David M. Bueker wrote:Bill,
I am going to completely disgaree with you on your assessment. First of all, tone is tough in writing. David is generally supportive of all types of German wine, but he does point out one very important fact: everybody makes dry white wine, but only Germany has been very successful at the low alcohol, slightly off-dry to sweet wine that characterize the pradikat of kabinett. The German winemaking elite got onto the "oh yeah, well we can make dry wines" bandwagon, and created a snowball effect that has not just led to some fine dry wines, but has also led to this turning of kabinett into a pariah.
As for the costs to harvest and/or make kabinett versus spatlese, if the German foot injury...err...marketing machine ever turned its attention to that unique beast that is kabinett then perhaps prices would rise to a sustainable level.
And as for Qualitatswein, that is a category that has been totally destroyed by both bad producers and good ones who used the labeling conventions to deal wit the dry wine craze.
Much mroe to say, but out of time right now.
Hi David,
I probably did misread the tone of the article. It’s just that the first one was titled ‘Can Americans Save German Wine’ or some such nonsense and I might have read some of the comments with that in mind.
And let me reiterate that I love off-dry Mosel Kabinett and I like it from other regions too as long as it has decent acidity. It would be a shame to see it go (I don’t think that it will. As long as there is a market for it, it will be produced.) I’m just trying to give a few reasons as to why that style of wine is far scarcer than it used to be. It can’t all be chalked up to ‘the Bad Taste of the Germans’ which is where the conversation usually begins and ends.
I’m not sure what you mean by German Marketing Machine. If you are referring to the myriad small regional agencies and the German Wine Institute, then I’m not at all convinced that they have any power whatsoever to sway taste of the German public, much less that of the International consumers of German wine. The people who do have the power to do that are the importers, somms, critics and wine-boarders, many of whom have seemed to have taken a pretty firm stand in favour of not-dry Riesling.
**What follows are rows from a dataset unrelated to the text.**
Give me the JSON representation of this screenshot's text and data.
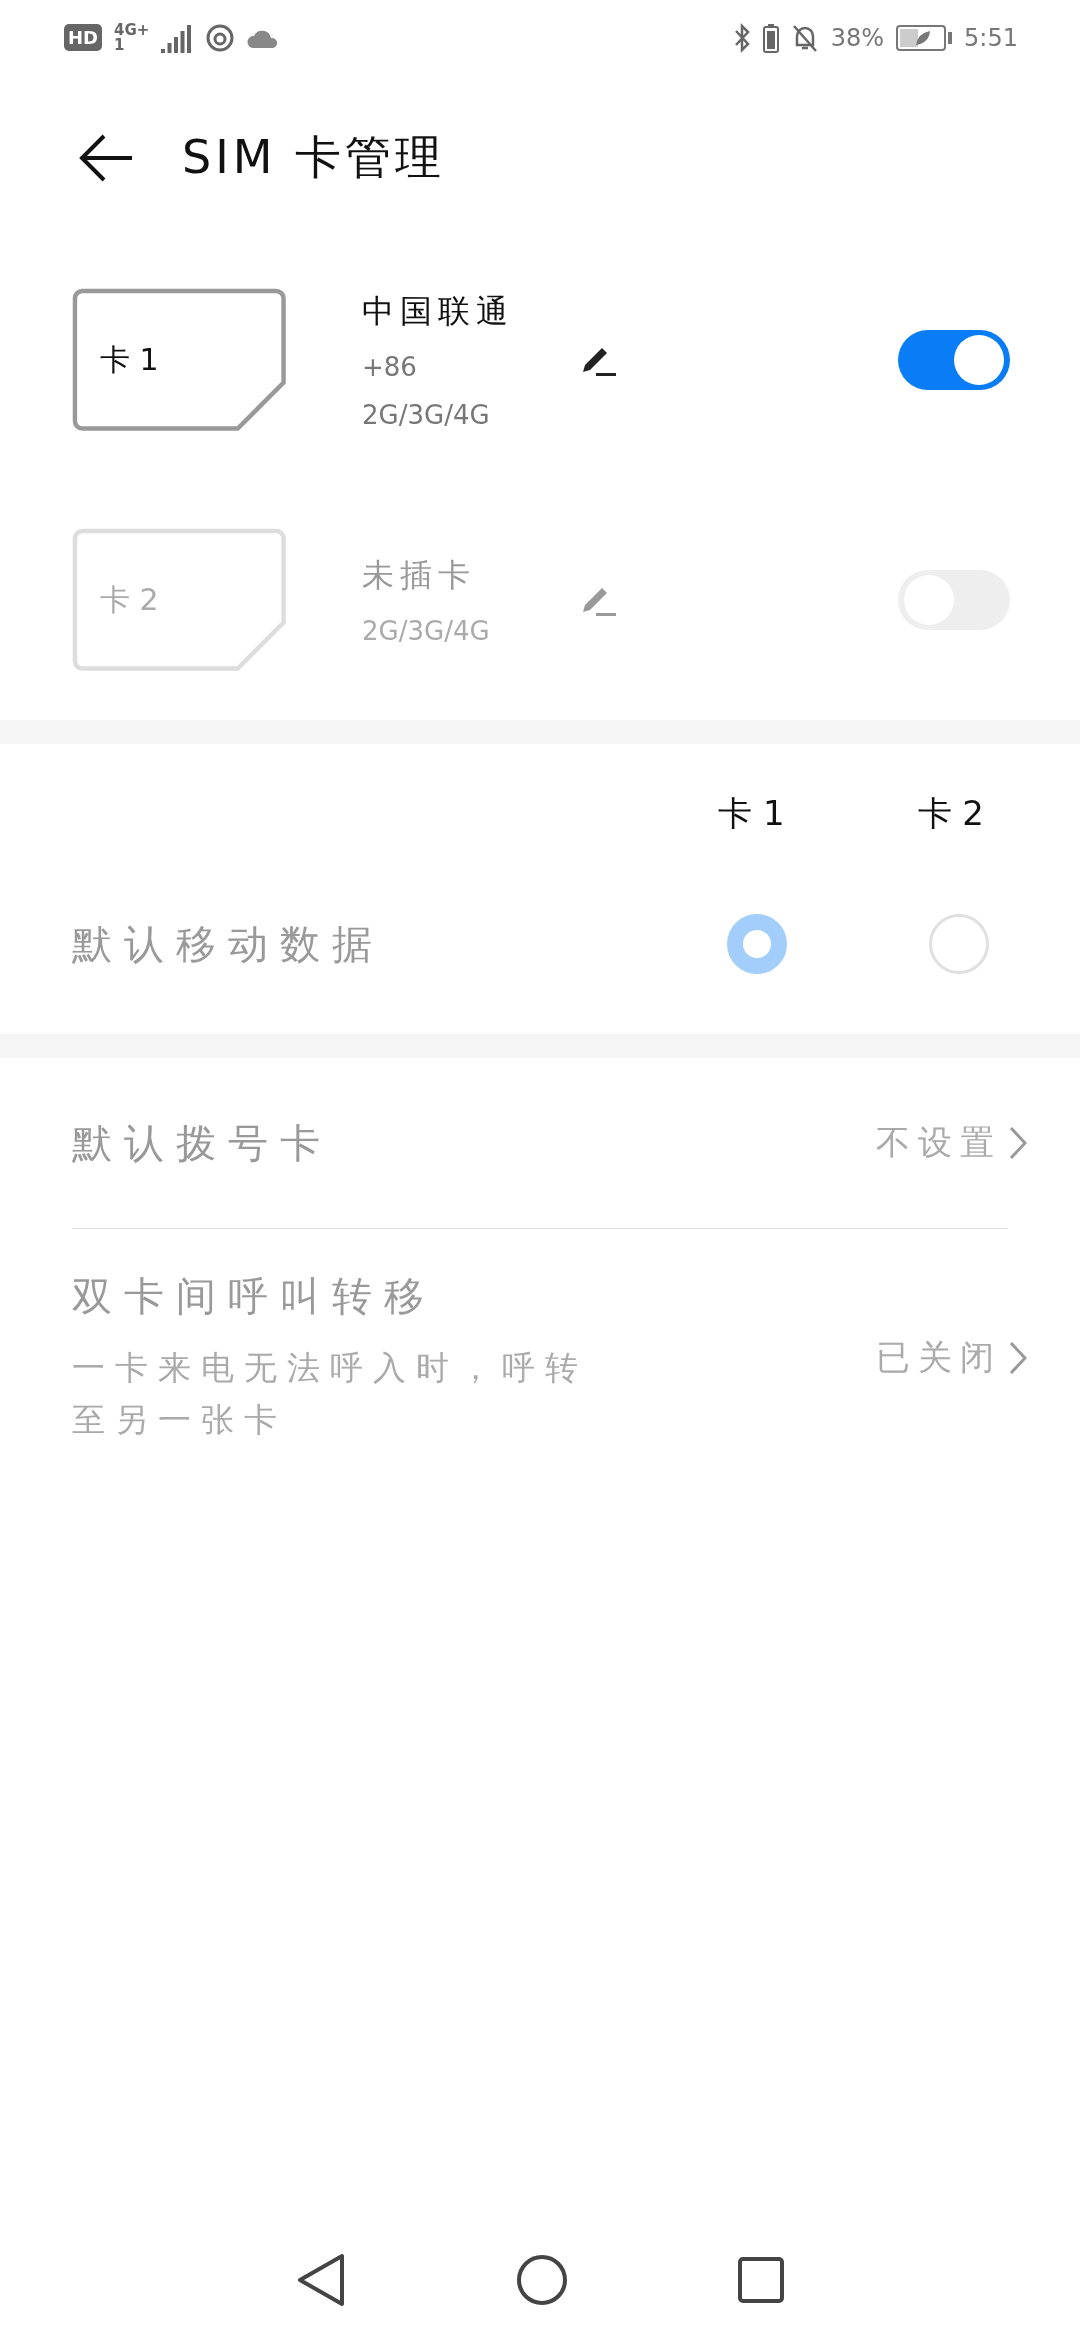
{
  "status_bar": {
    "hd_badge": "HD",
    "network": "4G+",
    "sim_slot": "1",
    "battery_percent": "38%",
    "time": "5:51"
  },
  "header": {
    "title": "SIM 卡管理"
  },
  "sims": [
    {
      "label": "卡 1",
      "name": "中国联通",
      "number": "+86",
      "network": "2G/3G/4G",
      "inserted": true,
      "on": true
    },
    {
      "label": "卡 2",
      "name": "未插卡",
      "network": "2G/3G/4G",
      "inserted": false,
      "on": false
    }
  ],
  "default_data": {
    "columns": [
      "卡 1",
      "卡 2"
    ],
    "label": "默认移动数据",
    "disabled": true,
    "options": [
      {
        "selected": true
      },
      {
        "selected": false
      }
    ]
  },
  "settings": [
    {
      "title": "默认拨号卡",
      "value": "不设置",
      "disabled": true
    },
    {
      "title": "双卡间呼叫转移",
      "description": "一卡来电无法呼入时，呼转至另一张卡",
      "value": "已关闭",
      "disabled": true
    }
  ]
}
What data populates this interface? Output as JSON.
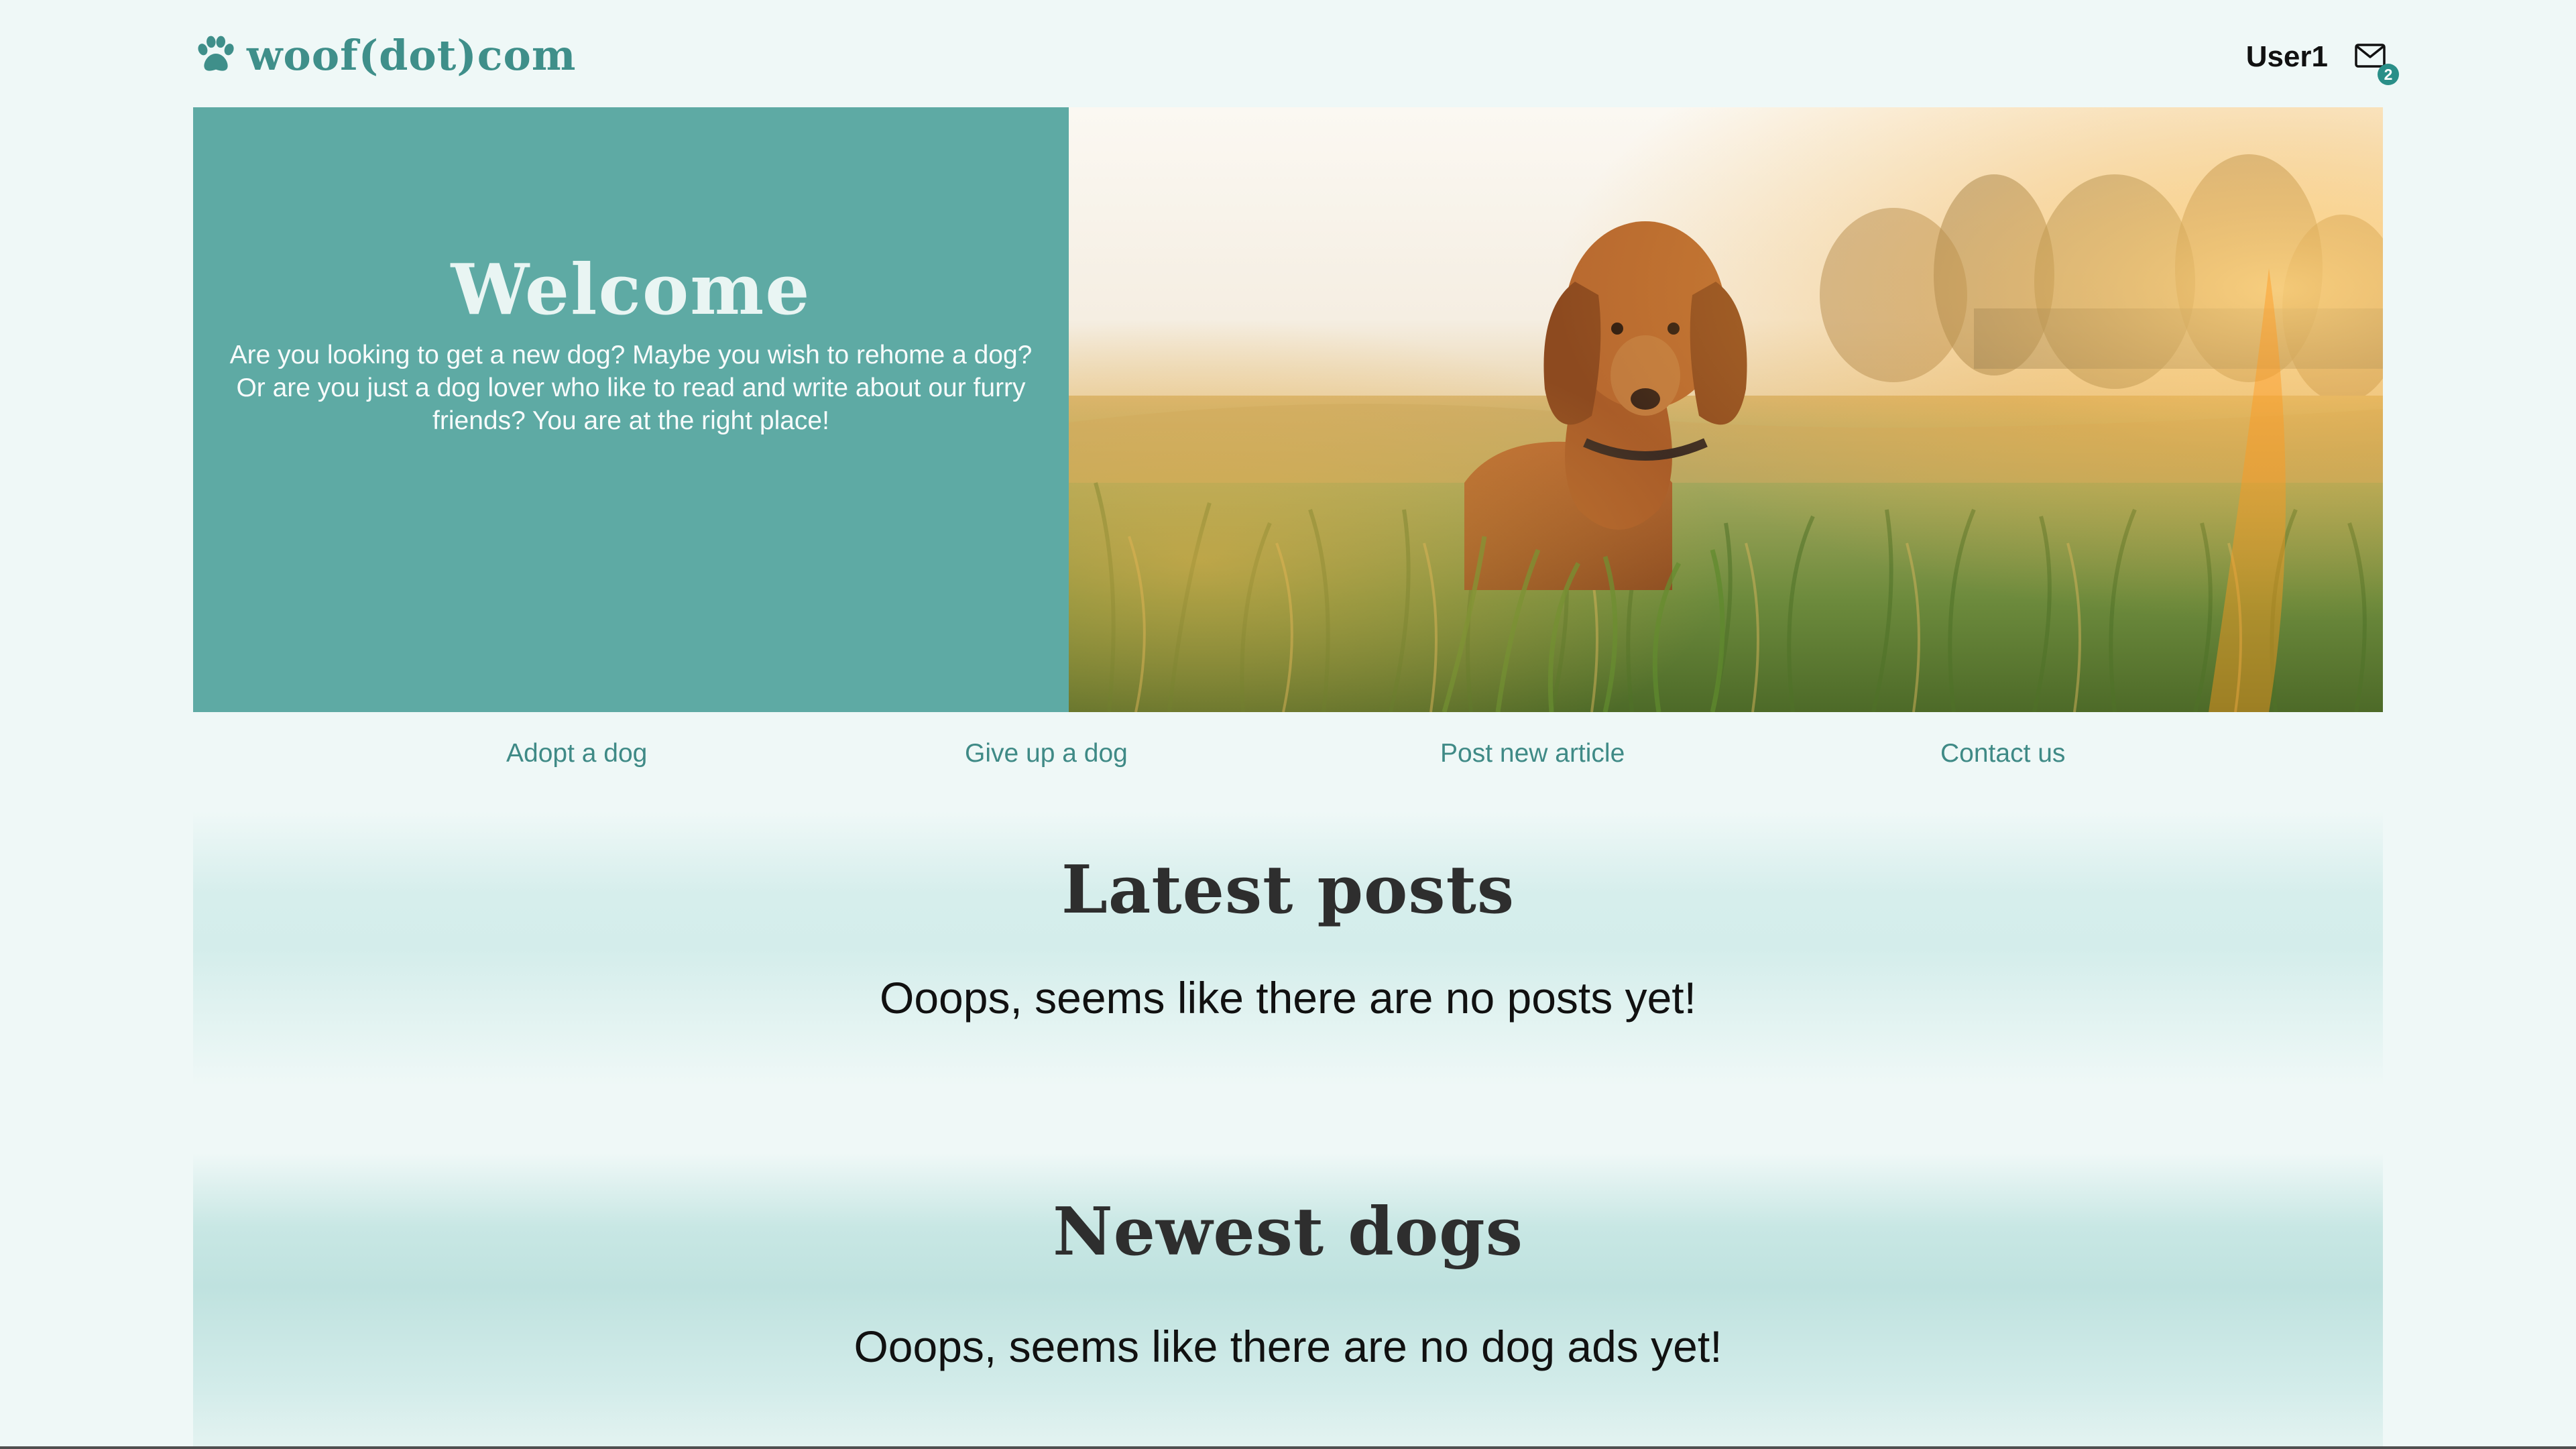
{
  "header": {
    "logo_text": "woof(dot)com",
    "logo_icon": "paw-icon",
    "username": "User1",
    "mail_icon": "envelope-icon",
    "mail_badge": "2"
  },
  "hero": {
    "title": "Welcome",
    "text": "Are you looking to get a new dog? Maybe you wish to rehome a dog? Or are you just a dog lover who like to read and write about our furry friends? You are at the right place!",
    "image": "dachshund-in-grass-photo"
  },
  "nav": {
    "links": [
      {
        "label": "Adopt a dog"
      },
      {
        "label": "Give up a dog"
      },
      {
        "label": "Post new article"
      },
      {
        "label": "Contact us"
      }
    ]
  },
  "latest_posts": {
    "title": "Latest posts",
    "empty_message": "Ooops, seems like there are no posts yet!"
  },
  "newest_dogs": {
    "title": "Newest dogs",
    "empty_message": "Ooops, seems like there are no dog ads yet!"
  },
  "colors": {
    "accent": "#5eaaa4",
    "link": "#3f8a86",
    "background": "#eff8f7",
    "badge": "#2a8f88"
  }
}
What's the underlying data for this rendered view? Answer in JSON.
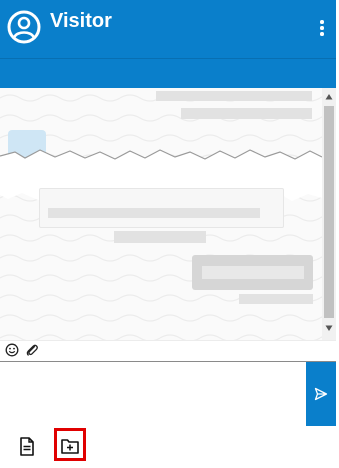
{
  "header": {
    "title": "Visitor",
    "avatar_icon": "user-circle-icon",
    "menu_icon": "kebab-menu-icon",
    "background": "#0a7fcb"
  },
  "chat": {
    "scroll_icon_up": "triangle-up-icon",
    "scroll_icon_down": "triangle-down-icon"
  },
  "toolbar": {
    "emoji_icon": "emoji-icon",
    "attach_icon": "paperclip-icon"
  },
  "composer": {
    "value": "",
    "placeholder": "",
    "send_icon": "send-icon"
  },
  "bottombar": {
    "items": [
      {
        "icon": "document-icon"
      },
      {
        "icon": "folder-plus-icon",
        "highlighted": true
      }
    ],
    "highlight_color": "#e00000"
  }
}
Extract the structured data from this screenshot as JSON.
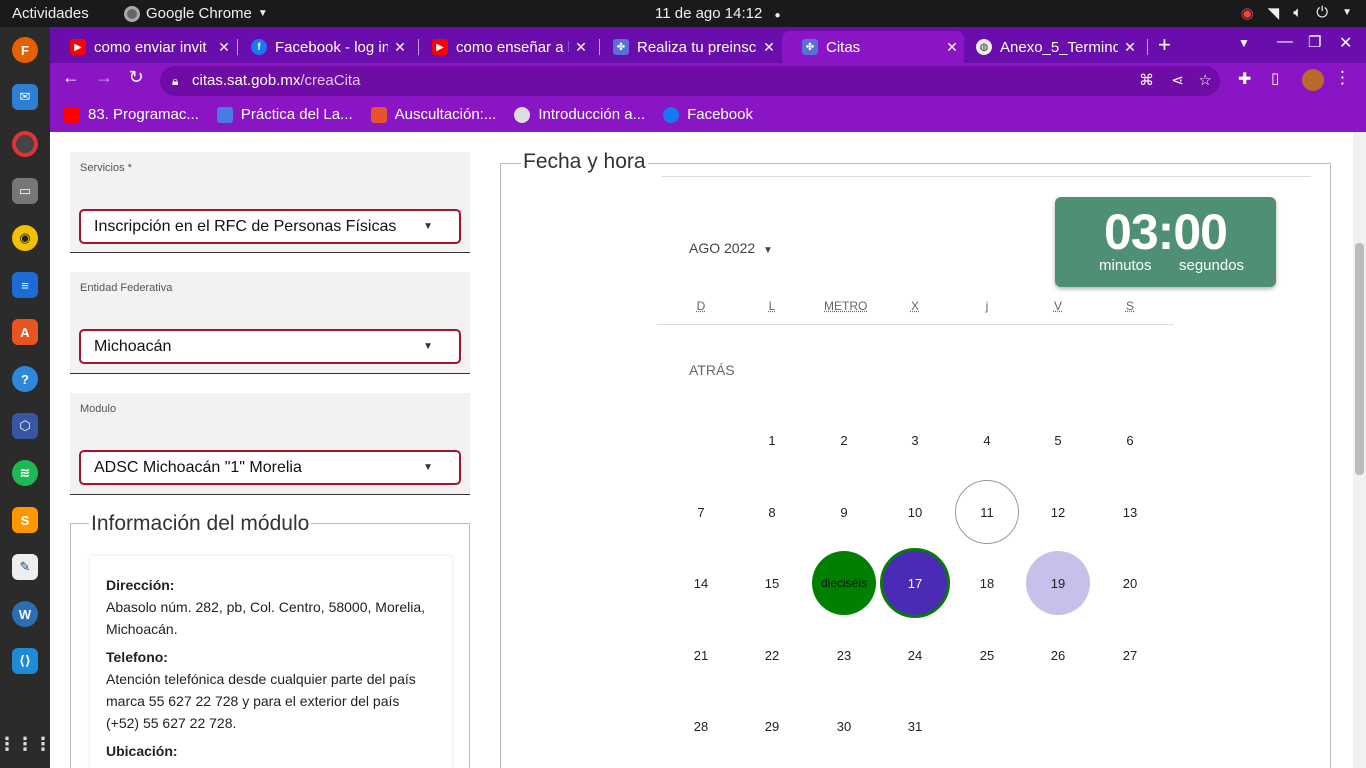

As I mentioned in my other post, I would like to see a reform of the Qualitätswein category. Perhaps one disallowing chaptalization and maybe a restriction on grape varieties.
That said, the Qualitätswein category is far from destroyed. It is the most popular category for wine in Germany by a landslide. Prädikatswein is not even close and will continue to lose share as quality producers abandon that category in favour of Estate, Village, and Single Vineyard wine. I am happy to see it go as it is useless, out-dated, and misleading. Qualitätswein is on the other hand, just too broad a category (as you say, the term has certainly been abused) with too many allowances and if the producers who use it want the intended results, it (along with Tafelwein and Landwein) needs to be tightened up. But the category is in no way designated solely for dry wines.